We are doomed, etc.
Something always happens to spoil my morning. Today, it was an article in The Globe & Mail, suggesting that we should do away with the old, crusty idea of teaching students literature, and just let them read, well, whatever the heck they want to.
For the past three years, Dr. Ivey has been involved with a project at a Virginia school in which 300 Grade 8 English students were allowed full choice over their reading with few strings or work attached, other than classroom discussions about shared themes and small group conversations if several students had read the same book. The goal was to get every student engaged in reading – the kind that you do in your own free time.

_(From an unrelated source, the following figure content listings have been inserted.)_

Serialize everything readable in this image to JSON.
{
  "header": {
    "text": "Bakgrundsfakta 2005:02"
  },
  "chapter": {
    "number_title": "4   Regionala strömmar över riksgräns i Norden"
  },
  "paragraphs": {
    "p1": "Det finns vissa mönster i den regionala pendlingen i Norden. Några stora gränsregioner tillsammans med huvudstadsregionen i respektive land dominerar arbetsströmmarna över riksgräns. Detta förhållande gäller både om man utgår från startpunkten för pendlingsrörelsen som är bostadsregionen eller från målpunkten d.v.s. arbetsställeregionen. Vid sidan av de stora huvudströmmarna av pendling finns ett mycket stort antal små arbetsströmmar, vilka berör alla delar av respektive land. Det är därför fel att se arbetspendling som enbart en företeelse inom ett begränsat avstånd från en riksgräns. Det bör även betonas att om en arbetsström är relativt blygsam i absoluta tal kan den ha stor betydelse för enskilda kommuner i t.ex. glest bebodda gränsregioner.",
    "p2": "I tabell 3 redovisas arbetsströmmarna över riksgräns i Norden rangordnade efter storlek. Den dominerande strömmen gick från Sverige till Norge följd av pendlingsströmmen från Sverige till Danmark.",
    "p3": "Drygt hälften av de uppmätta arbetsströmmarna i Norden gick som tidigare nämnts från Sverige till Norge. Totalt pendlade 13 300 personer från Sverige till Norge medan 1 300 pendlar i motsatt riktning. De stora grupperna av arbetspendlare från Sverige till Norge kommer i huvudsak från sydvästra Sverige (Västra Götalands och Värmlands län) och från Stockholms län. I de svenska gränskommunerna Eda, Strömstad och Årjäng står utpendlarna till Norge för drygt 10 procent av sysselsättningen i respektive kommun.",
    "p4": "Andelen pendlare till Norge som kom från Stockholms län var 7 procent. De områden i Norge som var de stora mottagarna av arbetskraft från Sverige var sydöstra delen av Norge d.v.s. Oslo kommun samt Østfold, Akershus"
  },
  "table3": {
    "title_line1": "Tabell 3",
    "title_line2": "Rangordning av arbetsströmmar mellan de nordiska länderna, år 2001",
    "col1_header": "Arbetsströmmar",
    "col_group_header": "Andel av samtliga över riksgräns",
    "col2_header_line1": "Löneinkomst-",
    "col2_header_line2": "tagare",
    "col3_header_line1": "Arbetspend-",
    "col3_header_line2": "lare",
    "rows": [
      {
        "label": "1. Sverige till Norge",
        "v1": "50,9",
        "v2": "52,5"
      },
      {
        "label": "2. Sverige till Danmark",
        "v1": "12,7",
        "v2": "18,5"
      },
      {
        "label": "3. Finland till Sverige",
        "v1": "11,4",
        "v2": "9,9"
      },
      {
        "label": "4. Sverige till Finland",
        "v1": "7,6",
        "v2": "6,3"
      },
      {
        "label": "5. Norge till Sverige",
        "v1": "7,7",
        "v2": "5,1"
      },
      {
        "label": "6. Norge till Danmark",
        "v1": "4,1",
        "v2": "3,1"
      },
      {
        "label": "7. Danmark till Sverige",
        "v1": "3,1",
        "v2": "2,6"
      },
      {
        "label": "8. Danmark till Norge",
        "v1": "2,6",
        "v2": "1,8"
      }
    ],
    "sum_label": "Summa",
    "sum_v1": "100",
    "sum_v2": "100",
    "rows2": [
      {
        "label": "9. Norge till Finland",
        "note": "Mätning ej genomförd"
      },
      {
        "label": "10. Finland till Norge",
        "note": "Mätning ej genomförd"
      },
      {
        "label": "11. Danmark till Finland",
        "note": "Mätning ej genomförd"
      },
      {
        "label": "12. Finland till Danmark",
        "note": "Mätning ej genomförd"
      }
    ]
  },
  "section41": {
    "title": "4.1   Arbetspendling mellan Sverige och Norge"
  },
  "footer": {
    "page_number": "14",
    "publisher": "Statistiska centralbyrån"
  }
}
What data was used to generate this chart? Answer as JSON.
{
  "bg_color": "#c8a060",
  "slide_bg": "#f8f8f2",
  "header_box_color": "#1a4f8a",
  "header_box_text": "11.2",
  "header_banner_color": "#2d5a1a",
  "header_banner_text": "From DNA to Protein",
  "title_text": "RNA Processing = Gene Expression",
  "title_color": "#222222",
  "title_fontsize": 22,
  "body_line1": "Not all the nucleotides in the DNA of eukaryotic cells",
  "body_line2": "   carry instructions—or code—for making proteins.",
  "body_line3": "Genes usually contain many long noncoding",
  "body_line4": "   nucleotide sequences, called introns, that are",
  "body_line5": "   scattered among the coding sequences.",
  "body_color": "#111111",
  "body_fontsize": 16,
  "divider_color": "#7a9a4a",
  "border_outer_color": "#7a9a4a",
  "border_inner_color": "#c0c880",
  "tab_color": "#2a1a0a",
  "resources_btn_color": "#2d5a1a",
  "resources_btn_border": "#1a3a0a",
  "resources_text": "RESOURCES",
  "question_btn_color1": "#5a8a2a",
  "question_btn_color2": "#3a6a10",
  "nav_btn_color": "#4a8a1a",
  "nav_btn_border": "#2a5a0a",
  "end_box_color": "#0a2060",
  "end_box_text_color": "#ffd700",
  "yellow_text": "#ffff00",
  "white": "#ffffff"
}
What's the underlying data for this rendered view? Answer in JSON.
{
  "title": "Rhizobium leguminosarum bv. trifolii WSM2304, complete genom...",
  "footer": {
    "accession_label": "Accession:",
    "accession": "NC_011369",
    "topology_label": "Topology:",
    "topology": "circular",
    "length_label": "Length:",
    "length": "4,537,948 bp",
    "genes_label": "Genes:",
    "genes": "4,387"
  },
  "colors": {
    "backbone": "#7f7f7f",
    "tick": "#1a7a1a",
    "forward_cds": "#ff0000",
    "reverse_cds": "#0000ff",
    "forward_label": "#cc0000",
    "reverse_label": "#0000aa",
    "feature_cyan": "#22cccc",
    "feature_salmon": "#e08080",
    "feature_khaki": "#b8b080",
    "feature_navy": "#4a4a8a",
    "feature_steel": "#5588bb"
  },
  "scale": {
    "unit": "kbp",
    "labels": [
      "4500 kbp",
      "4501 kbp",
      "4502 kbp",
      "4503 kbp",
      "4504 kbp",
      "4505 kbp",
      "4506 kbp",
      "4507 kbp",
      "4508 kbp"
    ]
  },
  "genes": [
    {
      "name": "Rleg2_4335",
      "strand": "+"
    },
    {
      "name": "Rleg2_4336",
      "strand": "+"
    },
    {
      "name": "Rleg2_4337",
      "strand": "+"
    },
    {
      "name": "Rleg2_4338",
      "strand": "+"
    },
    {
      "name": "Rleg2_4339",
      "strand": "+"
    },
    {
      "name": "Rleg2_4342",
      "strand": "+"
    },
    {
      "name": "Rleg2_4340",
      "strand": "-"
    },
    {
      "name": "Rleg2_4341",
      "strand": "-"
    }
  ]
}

Why are we moving the reading we do on our own time into the classroom? Because, I suppose, we don’t read on our own time otherwise. So it would make sense to get the kids reading, but the thing that puzzles me is, exactly how are you going to develop literacy beyond the basic level without discussing the book? And how are you going to discuss the book if everyone’s reading a different book?
There’s a distressing overtone to this article. The suggestion is that simply reading is good enough. Dr. Ivey herself confuses the goals of any decent English curriculum:
And to those who argue in favour of a common base of knowledge through class-assigned novels, she scoffs: “The experience of being assigned a book is extremely common. Having knowledge of [that book] is rare.”
But the point of high-school English is not to make sure everyone can quote Hamlet, as this article continually suggests. It’s to make sure that students have the literacy skills to understand Hamlet, and anything else they may read in the future, including half-witted lifestyle articles in The Globe & Mail. The aim of teaching literature at the high-school level is not to teach literature itself, but to teach students how to read it.
We don’t let math students solve the equations they want to solve. We don’t let chemistry students run the experiments they want to run. We don’t do these things because we want these students to learn a set of principles. But with literature, we throw up our hands and say, what the hell; let the universities teach principles to those who want to learn them.
This is important. If fiction becomes a game for people with MA’s, fiction is doomed. The audience that literary fiction should engage includes literate, educated people with degrees in things like aquatic ecology and mechanical engineering—literate, educated people who haven’t taken an English course since high school. Our schools can’t throw up their hands and leave it up to the universities.
We need to improve the way English courses are taught. But declaring that we’ll be happy as long as the kids are reading surely isn’t the solution.